The PM also called for closer cooperation to prevent terrorists and radical ideologies from exploiting cyberspace. “Nations should also take responsibility to ensure digital space does not become a playground for the dark forces of terrorism and radicalisation. Information sharing and coordination among security agencies is essential to counter the ever-changing threat landscape,” he said. While he framed his remarks in a global context, they have a bearing on the legal challenges to the government’s ambitious plans to make digitisation key to a variety of programmes. “Together, we can overcome the differences between a global and open system on the one hand and nation-specific legal environment on the other,” the PM said to an audience that included delegates from industry, civil society and government.
Explaining why digitisation was so central to his vision of governance and financial inclusion, Modi said advances in cyberspace and faster connectivity were making the world a flatter place, allowing less developed nations to emerge on a par with the more developed ones. Modi said on the last Wednesday of every month, he held a meeting of Union and state government officials for a ‘Pragati’ session that took stock of schemes and looked at issues that involved coordination between the Centre and states. “Technology breaks silos. Sitting in our respective offices, (and) aided by the cyber world, we discuss and resolve important governance issues,” he said.
Pragati has resulted in faster decision-making through consensus, the PM said. “Cyberspace technology must remain enablers for the common man and the people. The quest for an open and accessible internet often leads to vulnerability. Stories of hacking and disruption of websites is the tip of the iceberg,” he said.
Modi said it had to be ensured that vulnerable sections of society did not fall prey to the evil designs of cyber criminals and a key focus area for the government would be to train professionals to tackle cyber attacks. Cyber protection must become a reliable career option for the youth, he added.
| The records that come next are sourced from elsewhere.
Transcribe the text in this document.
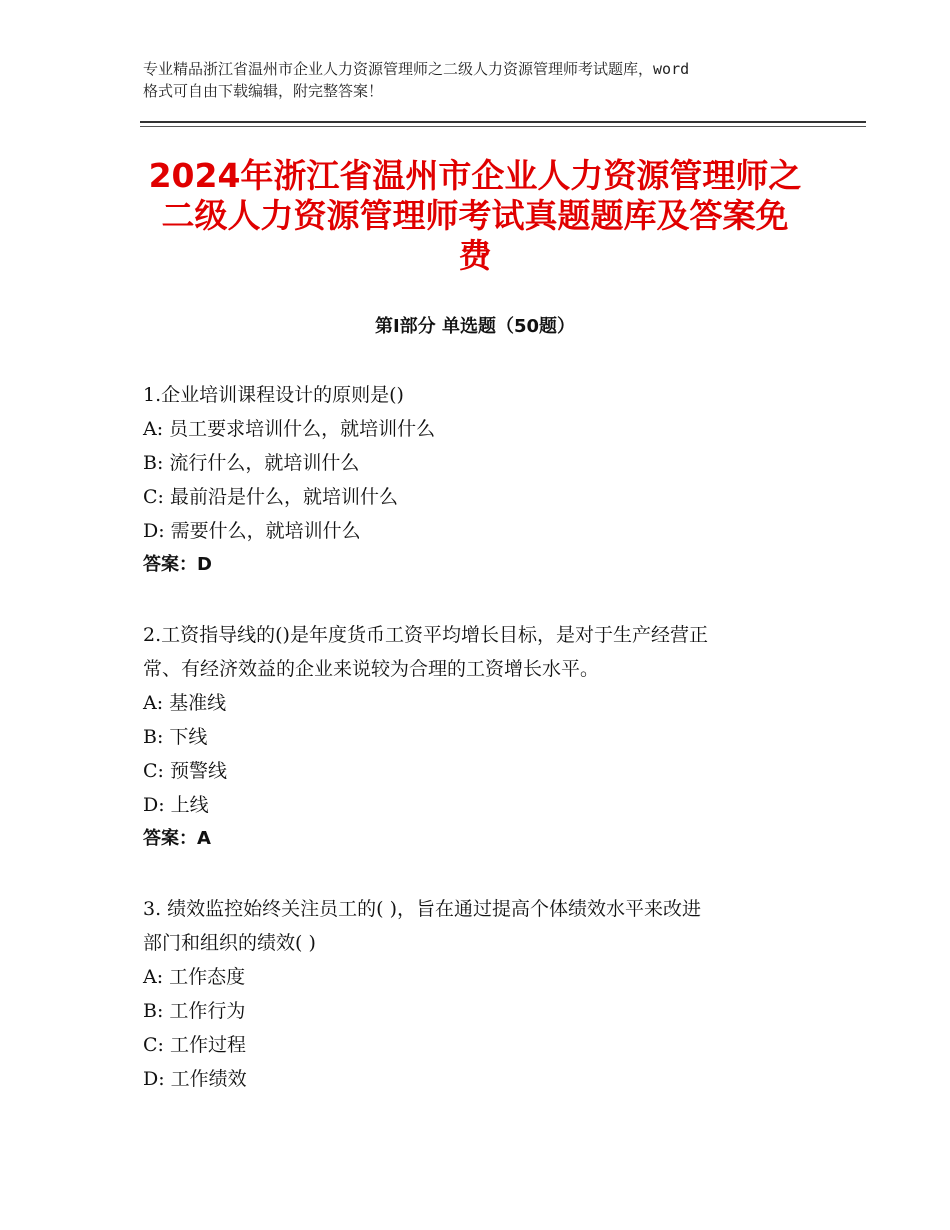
专业精品浙江省温州市企业人力资源管理师之二级人力资源管理师考试题库，word
格式可自由下载编辑，附完整答案！
2024年浙江省温州市企业人力资源管理师之
二级人力资源管理师考试真题题库及答案免
费
第Ⅰ部分 单选题（50题）
1.企业培训课程设计的原则是()
A: 员工要求培训什么，就培训什么
B: 流行什么，就培训什么
C: 最前沿是什么，就培训什么
D: 需要什么，就培训什么
答案：D
2.工资指导线的()是年度货币工资平均增长目标，是对于生产经营正
常、有经济效益的企业来说较为合理的工资增长水平。
A: 基准线
B: 下线
C: 预警线
D: 上线
答案：A
3. 绩效监控始终关注员工的( )，旨在通过提高个体绩效水平来改进
部门和组织的绩效( )
A: 工作态度
B: 工作行为
C: 工作过程
D: 工作绩效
Fifty incidents of cyber attacks affecting 19 financial organisations were reported from 2016 till June 2017.
Launching the Umang (Unified Mobile Application for New-age Governance) mobile app, Modi said, “The app will provide over 1,000 citizen-centric services. It will automatically add pressure among peers and result in better performance.” Using the app, citizens will be able to access EPFO services, apply for a new PAN, register themselves under the PM Kaushal Vikas Yojana among others.
Sri Lankan PM Ranil Wickremesinghe, who was present at the event, said there was no legal framework on cyberspace and he hoped the conference led to a consensus on the terms of the framework. “Our government has a lot more to do in net neutrality but we have taken progressive and revolutionary steps in this regard,” he said.